Born in 1945 in Washington, D.C., Spencer moved with his family to the South Side of Chicago at age two. His father, Charles, had been in the army before beginning work in a hot and noisy Chicago steel mill. Charles later wrote and self-published a book titled
Blue Collar
(1978) about the experience. Spencer remembers his childhood as peaceful despite his family’s tight finances and his parents’ concern over the political climate during the McCarthy Era, both of which were kept secret from Spencer at the time. Charles was a dissident in his union and, Spencer remembers, “sometimes feared for his safety and even his life. There were mornings when he checked under the hood of his car for a bomb before igniting the engine.” The far South Side of Chicago was at the time the set of atrocious racial violence, which Spencer’s parents steadfastly resisted, adding to the home’s sense of peril and purpose.
Spencer was an avid reader from an early age, a passion that his parents encouraged. At age sixteen, he discovered the beatnik subculture and was very much influenced by that literary movement. Though he studied at the University of Illinois and Chicago’s Roosevelt University before earning his B.A. in English from the University of Wisconsin, Spencer considers himself above all to be “an alumnus of the Chicago public library system.”
All of Spencer’s novels are intimately related to his life.

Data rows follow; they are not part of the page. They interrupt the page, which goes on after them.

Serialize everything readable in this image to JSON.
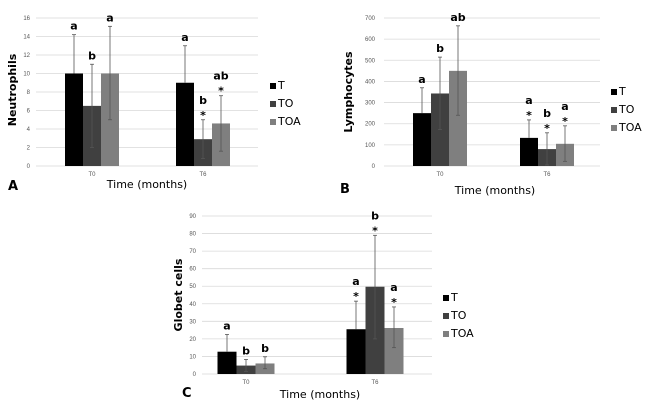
{
  "colors": {
    "T": "#000000",
    "TO": "#404040",
    "TOA": "#7f7f7f"
  },
  "chart_data": [
    {
      "panel": "A",
      "type": "bar",
      "xlabel": "Time (months)",
      "ylabel": "Neutrophils",
      "ylim": [
        0,
        16
      ],
      "yticks": [
        0,
        2,
        4,
        6,
        8,
        10,
        12,
        14,
        16
      ],
      "categories": [
        "T0",
        "T6"
      ],
      "legend": "right",
      "grid": true,
      "series": [
        {
          "name": "T",
          "values": [
            10,
            9
          ],
          "err_upper": [
            14.2,
            13
          ],
          "err_lower": [
            null,
            null
          ],
          "letters": [
            "a",
            "a"
          ],
          "stars": [
            false,
            false
          ]
        },
        {
          "name": "TO",
          "values": [
            6.5,
            2.9
          ],
          "err_upper": [
            11,
            5
          ],
          "err_lower": [
            2,
            0.8
          ],
          "letters": [
            "b",
            "b"
          ],
          "stars": [
            false,
            true
          ]
        },
        {
          "name": "TOA",
          "values": [
            10,
            4.6
          ],
          "err_upper": [
            15.1,
            7.6
          ],
          "err_lower": [
            5,
            1.6
          ],
          "letters": [
            "a",
            "ab"
          ],
          "stars": [
            false,
            true
          ]
        }
      ]
    },
    {
      "panel": "B",
      "type": "bar",
      "xlabel": "Time (months)",
      "ylabel": "Lymphocytes",
      "ylim": [
        0,
        700
      ],
      "yticks": [
        0,
        100,
        200,
        300,
        400,
        500,
        600,
        700
      ],
      "categories": [
        "T0",
        "T6"
      ],
      "legend": "right",
      "grid": true,
      "series": [
        {
          "name": "T",
          "values": [
            250,
            133
          ],
          "err_upper": [
            370,
            218
          ],
          "err_lower": [
            null,
            null
          ],
          "letters": [
            "a",
            "a"
          ],
          "stars": [
            false,
            true
          ]
        },
        {
          "name": "TO",
          "values": [
            343,
            80
          ],
          "err_upper": [
            515,
            157
          ],
          "err_lower": [
            172,
            5
          ],
          "letters": [
            "b",
            "b"
          ],
          "stars": [
            false,
            true
          ]
        },
        {
          "name": "TOA",
          "values": [
            450,
            105
          ],
          "err_upper": [
            663,
            190
          ],
          "err_lower": [
            240,
            22
          ],
          "letters": [
            "ab",
            "a"
          ],
          "stars": [
            false,
            true
          ]
        }
      ]
    },
    {
      "panel": "C",
      "type": "bar",
      "xlabel": "Time (months)",
      "ylabel": "Globet cells",
      "ylim": [
        0,
        90
      ],
      "yticks": [
        0,
        10,
        20,
        30,
        40,
        50,
        60,
        70,
        80,
        90
      ],
      "categories": [
        "T0",
        "T6"
      ],
      "legend": "right",
      "grid": true,
      "series": [
        {
          "name": "T",
          "values": [
            12.7,
            25.5
          ],
          "err_upper": [
            22.5,
            41.5
          ],
          "err_lower": [
            null,
            null
          ],
          "letters": [
            "a",
            "a"
          ],
          "stars": [
            false,
            true
          ]
        },
        {
          "name": "TO",
          "values": [
            4.8,
            49.7
          ],
          "err_upper": [
            8.3,
            79
          ],
          "err_lower": [
            1.5,
            20
          ],
          "letters": [
            "b",
            "b"
          ],
          "stars": [
            false,
            true
          ]
        },
        {
          "name": "TOA",
          "values": [
            6,
            26.2
          ],
          "err_upper": [
            9.8,
            38.2
          ],
          "err_lower": [
            3,
            15
          ],
          "letters": [
            "b",
            "a"
          ],
          "stars": [
            false,
            true
          ]
        }
      ]
    }
  ]
}
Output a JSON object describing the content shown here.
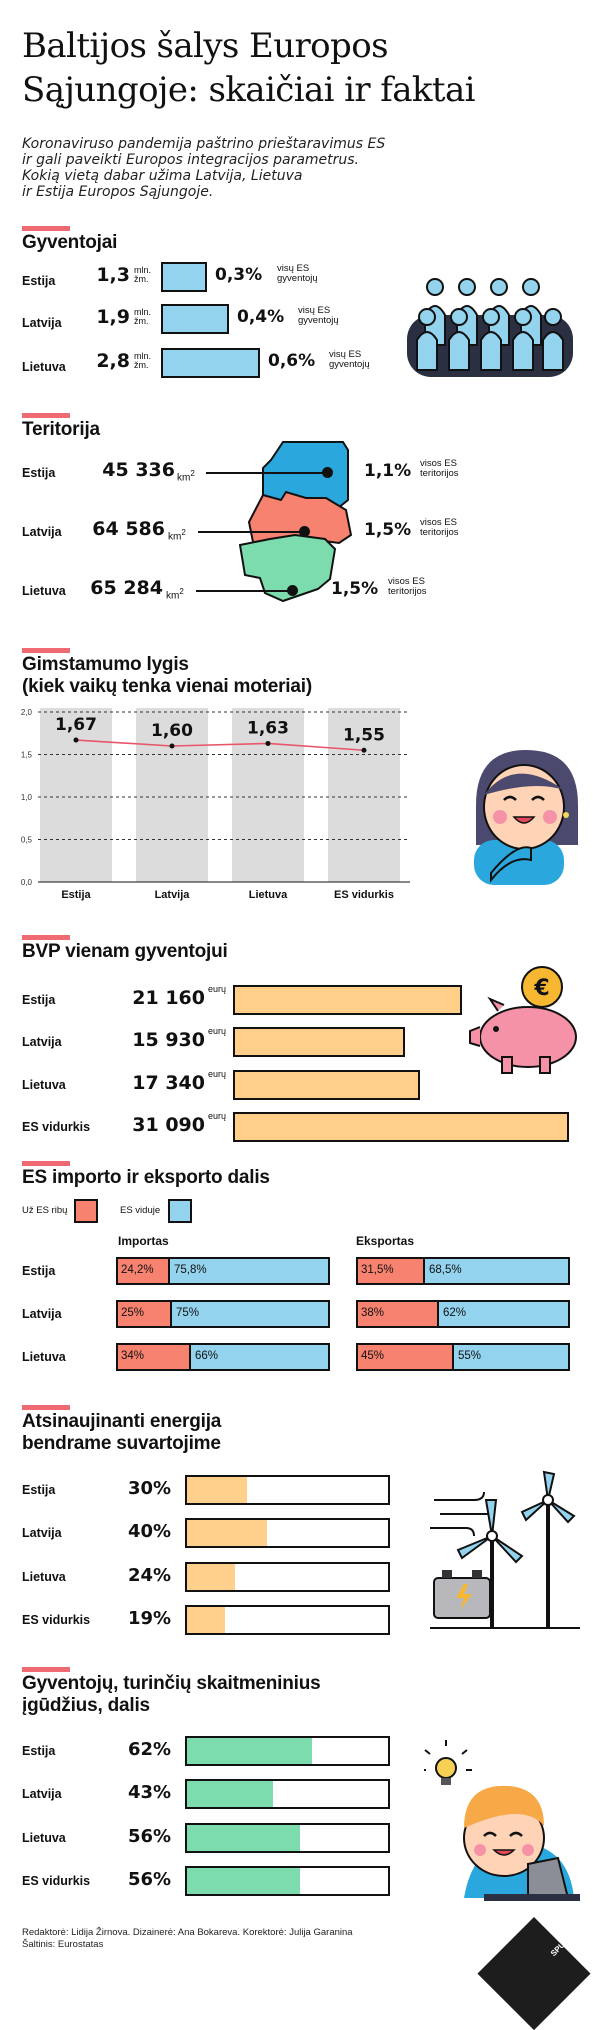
{
  "title_line1": "Baltijos šalys Europos",
  "title_line2": "Sąjungoje: skaičiai ir faktai",
  "lead": [
    "Koronaviruso pandemija paštrino prieštaravimus ES",
    "ir gali paveikti Europos integracijos parametrus.",
    "Kokią vietą dabar užima Latvija, Lietuva",
    "ir Estija Europos Sąjungoje."
  ],
  "population": {
    "heading": "Gyventojai",
    "unit_top": "mln.",
    "unit_bottom": "žm.",
    "share_top": "visų ES",
    "share_bottom": "gyventojų",
    "rows": [
      {
        "country": "Estija",
        "value": "1,3",
        "pct": "0,3%"
      },
      {
        "country": "Latvija",
        "value": "1,9",
        "pct": "0,4%"
      },
      {
        "country": "Lietuva",
        "value": "2,8",
        "pct": "0,6%"
      }
    ]
  },
  "territory": {
    "heading": "Teritorija",
    "unit": "km",
    "unit_exp": "2",
    "share_top": "visos ES",
    "share_bottom": "teritorijos",
    "rows": [
      {
        "country": "Estija",
        "value": "45 336",
        "pct": "1,1%"
      },
      {
        "country": "Latvija",
        "value": "64 586",
        "pct": "1,5%"
      },
      {
        "country": "Lietuva",
        "value": "65 284",
        "pct": "1,5%"
      }
    ]
  },
  "birth": {
    "heading1": "Gimstamumo lygis",
    "heading2": "(kiek vaikų tenka vienai moteriai)"
  },
  "chart_data": {
    "type": "line",
    "categories": [
      "Estija",
      "Latvija",
      "Lietuva",
      "ES vidurkis"
    ],
    "values": [
      1.67,
      1.6,
      1.63,
      1.55
    ],
    "value_labels": [
      "1,67",
      "1,60",
      "1,63",
      "1,55"
    ],
    "ylim": [
      0,
      2.0
    ],
    "yticks": [
      "0,0",
      "0,5",
      "1,0",
      "1,5",
      "2,0"
    ],
    "grid": true,
    "line_color": "#e8566a"
  },
  "gdp": {
    "heading": "BVP vienam gyventojui",
    "unit": "eurų",
    "rows": [
      {
        "country": "Estija",
        "value": "21 160",
        "amount": 21160
      },
      {
        "country": "Latvija",
        "value": "15 930",
        "amount": 15930
      },
      {
        "country": "Lietuva",
        "value": "17 340",
        "amount": 17340
      },
      {
        "country": "ES vidurkis",
        "value": "31 090",
        "amount": 31090
      }
    ]
  },
  "trade": {
    "heading": "ES importo ir eksporto dalis",
    "legend_outside": "Už ES ribų",
    "legend_inside": "ES viduje",
    "import_label": "Importas",
    "export_label": "Eksportas",
    "rows": [
      {
        "country": "Estija",
        "imp_out": "24,2%",
        "imp_out_v": 24.2,
        "imp_in": "75,8%",
        "exp_out": "31,5%",
        "exp_out_v": 31.5,
        "exp_in": "68,5%"
      },
      {
        "country": "Latvija",
        "imp_out": "25%",
        "imp_out_v": 25,
        "imp_in": "75%",
        "exp_out": "38%",
        "exp_out_v": 38,
        "exp_in": "62%"
      },
      {
        "country": "Lietuva",
        "imp_out": "34%",
        "imp_out_v": 34,
        "imp_in": "66%",
        "exp_out": "45%",
        "exp_out_v": 45,
        "exp_in": "55%"
      }
    ]
  },
  "renewable": {
    "heading1": "Atsinaujinanti energija",
    "heading2": "bendrame suvartojime",
    "rows": [
      {
        "country": "Estija",
        "value": "30%",
        "v": 30
      },
      {
        "country": "Latvija",
        "value": "40%",
        "v": 40
      },
      {
        "country": "Lietuva",
        "value": "24%",
        "v": 24
      },
      {
        "country": "ES vidurkis",
        "value": "19%",
        "v": 19
      }
    ]
  },
  "digital": {
    "heading1": "Gyventojų, turinčių skaitmeninius",
    "heading2": "įgūdžius, dalis",
    "rows": [
      {
        "country": "Estija",
        "value": "62%",
        "v": 62
      },
      {
        "country": "Latvija",
        "value": "43%",
        "v": 43
      },
      {
        "country": "Lietuva",
        "value": "56%",
        "v": 56
      },
      {
        "country": "ES vidurkis",
        "value": "56%",
        "v": 56
      }
    ]
  },
  "footer_line1": "Redaktorė: Lidija Žirnova. Dizainerė: Ana Bokareva. Korektorė: Julija Garanina",
  "footer_line2": "Šaltinis: Eurostatas",
  "brand": "SPUTNIK",
  "colors": {
    "accent_red": "#f06a73",
    "blue": "#93d3ee",
    "orange": "#ffcf8a",
    "salmon": "#f6826f",
    "green": "#7ddcae",
    "pink": "#f592a8"
  }
}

He wrote his first novel,
Last Night at the Brain Thieves Ball
(1975), during and directly following his college years. The novel centers on a control-hungry experimental psychologist and his dangerous experiments, which reflected Spencer’s own experimentation with mind-altering drugs and his studies in behavioral psychology at the time. His second novel,
Preservation Hall
(1976), is about an ambitious man’s fateful encounter with his ex-convict step-brother while the two are snowed in together in an isolated rural house, not unlike the one Spencer would move to later in life in Rhinebeck, New York. His next novel,
Endless Love
, explores the obsessive and all-consuming relationship between a young couple and was his first major success, selling more than two million copies worldwide.
Endless Love
was universally hailed by critics, establishing Spencer as a leading American author, and inspiring the film directed by Franco Zeffirelli.

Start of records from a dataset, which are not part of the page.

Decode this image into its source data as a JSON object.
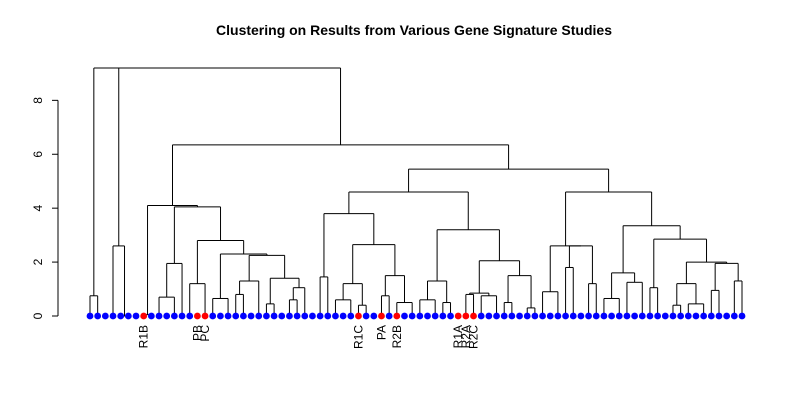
{
  "chart_data": {
    "type": "dendrogram",
    "title": "Clustering on Results from Various Gene Signature Studies",
    "xlabel": "",
    "ylabel": "",
    "ylim": [
      0,
      9.2
    ],
    "yticks": [
      0,
      2,
      4,
      6,
      8
    ],
    "grid": false,
    "leaf_count": 86,
    "leaf_colors": {
      "default": "#0000ff",
      "highlighted": "#ff0000"
    },
    "leaf_color_names": {
      "default": "blue",
      "highlighted": "red"
    },
    "highlighted_leaves": [
      {
        "leaf": 7,
        "label": "R1B"
      },
      {
        "leaf": 14,
        "label": "PB"
      },
      {
        "leaf": 15,
        "label": "PC"
      },
      {
        "leaf": 35,
        "label": "R1C"
      },
      {
        "leaf": 38,
        "label": "PA"
      },
      {
        "leaf": 40,
        "label": "R2B"
      },
      {
        "leaf": 48,
        "label": "R1A"
      },
      {
        "leaf": 49,
        "label": "R2A"
      },
      {
        "leaf": 50,
        "label": "R2C"
      }
    ],
    "merges": [
      [
        0,
        1,
        0.75
      ],
      [
        2,
        3,
        2.6
      ],
      [
        7,
        8,
        0.7
      ],
      [
        11,
        12,
        1.2
      ],
      [
        14,
        15,
        0.65
      ],
      [
        16,
        17,
        0.3
      ],
      [
        18,
        19,
        0.8
      ],
      [
        23,
        24,
        0.6
      ],
      [
        34,
        35,
        0.6
      ],
      [
        37,
        38,
        0.4
      ],
      [
        40,
        41,
        0.75
      ],
      [
        43,
        44,
        0.35
      ],
      [
        45,
        46,
        0.5
      ],
      [
        49,
        50,
        0.3
      ],
      [
        53,
        54,
        0.5
      ],
      [
        57,
        58,
        0.9
      ],
      [
        61,
        62,
        1.2
      ],
      [
        63,
        64,
        0.6
      ],
      [
        66,
        67,
        1.1
      ],
      [
        69,
        70,
        0.2
      ],
      [
        71,
        72,
        0.4
      ],
      [
        74,
        75,
        0.5
      ],
      [
        78,
        79,
        1.3
      ]
    ],
    "top_merge_height": 9.2,
    "major_cluster_heights": [
      6.35,
      5.45,
      4.6,
      4.3,
      3.8,
      3.35,
      2.85,
      2.65,
      2.0
    ]
  }
}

In 1986, Spencer published
Waking the Dead
, the story of the tragic love between a career politician and a progressive activist living in Chicago. The book was named a Notable Book of the Year by the
New York Times
and later became a film produced by Jodi Foster and starring Billy Crudup and Jennifer Connelly. Spencer followed the success of
Waking the Dead
with
Secret Anniversaries
(1990), a coming-of-age story of a young woman in mid-twentieth-century Washington, D.C., and
Men in Black
(1995), a comedic novel about a struggling author’s unexpected success after penning a book about UFOs.
Secret Anniversaries
and
Men in Black
is set partly in the fictional town of Leyden, New York, a town that Spencer revisits in many of his novels. Leyden and many of its residents are modeled after Rhinebeck, and Spencer says that, though he doesn’t directly base his characters on real people, he does draw from them and join different people’s traits together, “giving a red head a limp, a lawyer a dog.”
After
Men in Black
, Spencer published
The Rich Man’s Table
(1998), about the strained relationship between a Bob Dylan—like American music icon and his unacknowledged son. Most recently, Spencer has published the novels
A Ship Made of Paper
(2003),
Willing
(2008), and
Man in the Woods
(2010). Spencer’s nonfiction journalism has appeared in the
New York Times
,
The New Yorker
,
Rolling Stone
, and
GQ
. He has also taught fiction writing at Columbia University and at the University of Iowa Writers’ Workshop.